Synonym: Cirsium undulatum var. undulatum
The photo above shows a close-up sideview of the flower head of wavy-leaf thistle as seen along the Dalles Mt. Road above 2000'................July 7, 2006. Note the long spines at the tip of each involucral bract as well as the grayish longitudinal markings along the middle of each bract which make the flower heads of this species attractive.
Wavy-leaf thistle is a stout, single-stemmed short-lived perennial. The stem may be branched above, and stems range from 30-120 cm tall. All surfaces of the stem and leaves are persistently white-woolly haired, although the upper leaf surfaces may be less covered, and occasionally may be glabrous. The stems, leaves and flower heads are covered with sharp spines.
The leaves are coarsely toothed to pinnatifid. The teeth or lobes are usually greater than 7 mm wide. The heads are generally several to numerous and found at the ends of the branches. The involucre ranges from 2.4-4 cm high. The outer bracts are spiny tipped as seen in the photos. The flowers are pinkish-purple.

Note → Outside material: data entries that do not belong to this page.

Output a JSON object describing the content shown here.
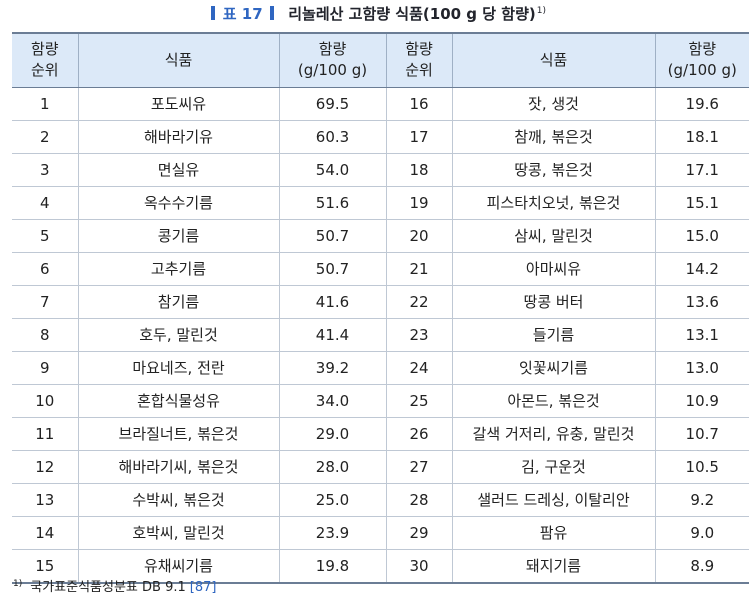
{
  "caption": {
    "label": "표 17",
    "title": "리놀레산 고함량 식품(100 g 당 함량)",
    "sup": "1)"
  },
  "table": {
    "headers": {
      "rank": [
        "함량",
        "순위"
      ],
      "food": "식품",
      "amount": [
        "함량",
        "(g/100 g)"
      ]
    },
    "rows": [
      {
        "left": {
          "rank": "1",
          "food": "포도씨유",
          "amount": "69.5"
        },
        "right": {
          "rank": "16",
          "food": "잣, 생것",
          "amount": "19.6"
        }
      },
      {
        "left": {
          "rank": "2",
          "food": "해바라기유",
          "amount": "60.3"
        },
        "right": {
          "rank": "17",
          "food": "참깨, 볶은것",
          "amount": "18.1"
        }
      },
      {
        "left": {
          "rank": "3",
          "food": "면실유",
          "amount": "54.0"
        },
        "right": {
          "rank": "18",
          "food": "땅콩, 볶은것",
          "amount": "17.1"
        }
      },
      {
        "left": {
          "rank": "4",
          "food": "옥수수기름",
          "amount": "51.6"
        },
        "right": {
          "rank": "19",
          "food": "피스타치오넛, 볶은것",
          "amount": "15.1"
        }
      },
      {
        "left": {
          "rank": "5",
          "food": "콩기름",
          "amount": "50.7"
        },
        "right": {
          "rank": "20",
          "food": "삼씨, 말린것",
          "amount": "15.0"
        }
      },
      {
        "left": {
          "rank": "6",
          "food": "고추기름",
          "amount": "50.7"
        },
        "right": {
          "rank": "21",
          "food": "아마씨유",
          "amount": "14.2"
        }
      },
      {
        "left": {
          "rank": "7",
          "food": "참기름",
          "amount": "41.6"
        },
        "right": {
          "rank": "22",
          "food": "땅콩 버터",
          "amount": "13.6"
        }
      },
      {
        "left": {
          "rank": "8",
          "food": "호두, 말린것",
          "amount": "41.4"
        },
        "right": {
          "rank": "23",
          "food": "들기름",
          "amount": "13.1"
        }
      },
      {
        "left": {
          "rank": "9",
          "food": "마요네즈, 전란",
          "amount": "39.2"
        },
        "right": {
          "rank": "24",
          "food": "잇꽃씨기름",
          "amount": "13.0"
        }
      },
      {
        "left": {
          "rank": "10",
          "food": "혼합식물성유",
          "amount": "34.0"
        },
        "right": {
          "rank": "25",
          "food": "아몬드, 볶은것",
          "amount": "10.9"
        }
      },
      {
        "left": {
          "rank": "11",
          "food": "브라질너트, 볶은것",
          "amount": "29.0"
        },
        "right": {
          "rank": "26",
          "food": "갈색 거저리, 유충, 말린것",
          "amount": "10.7"
        }
      },
      {
        "left": {
          "rank": "12",
          "food": "해바라기씨, 볶은것",
          "amount": "28.0"
        },
        "right": {
          "rank": "27",
          "food": "김, 구운것",
          "amount": "10.5"
        }
      },
      {
        "left": {
          "rank": "13",
          "food": "수박씨, 볶은것",
          "amount": "25.0"
        },
        "right": {
          "rank": "28",
          "food": "샐러드 드레싱, 이탈리안",
          "amount": "9.2"
        }
      },
      {
        "left": {
          "rank": "14",
          "food": "호박씨, 말린것",
          "amount": "23.9"
        },
        "right": {
          "rank": "29",
          "food": "팜유",
          "amount": "9.0"
        }
      },
      {
        "left": {
          "rank": "15",
          "food": "유채씨기름",
          "amount": "19.8"
        },
        "right": {
          "rank": "30",
          "food": "돼지기름",
          "amount": "8.9"
        }
      }
    ]
  },
  "footnote": {
    "mark": "1)",
    "text": "국가표준식품성분표 DB 9.1",
    "ref": "[87]"
  },
  "colors": {
    "header_bg": "#dce9f8",
    "accent": "#2f66c1",
    "rule": "#6b7d95"
  }
}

Wavy-leaf thistle is found in dry, open, well-drained habitats, and frequently in sand or gravel in the lowlands and foothills.
Wavy-leaf thistle may be found east of the Cascade Mountains from southern British Columbia south through central Washington to northern Oregon, then east across northern Idaho to the northern Great Plains. It may rarely be found as far south as southeastern Arizona.
In the Columbia River Gorge, it is found between elevations of 200'-2700' from near The Dalles and east to near Haystack Butte.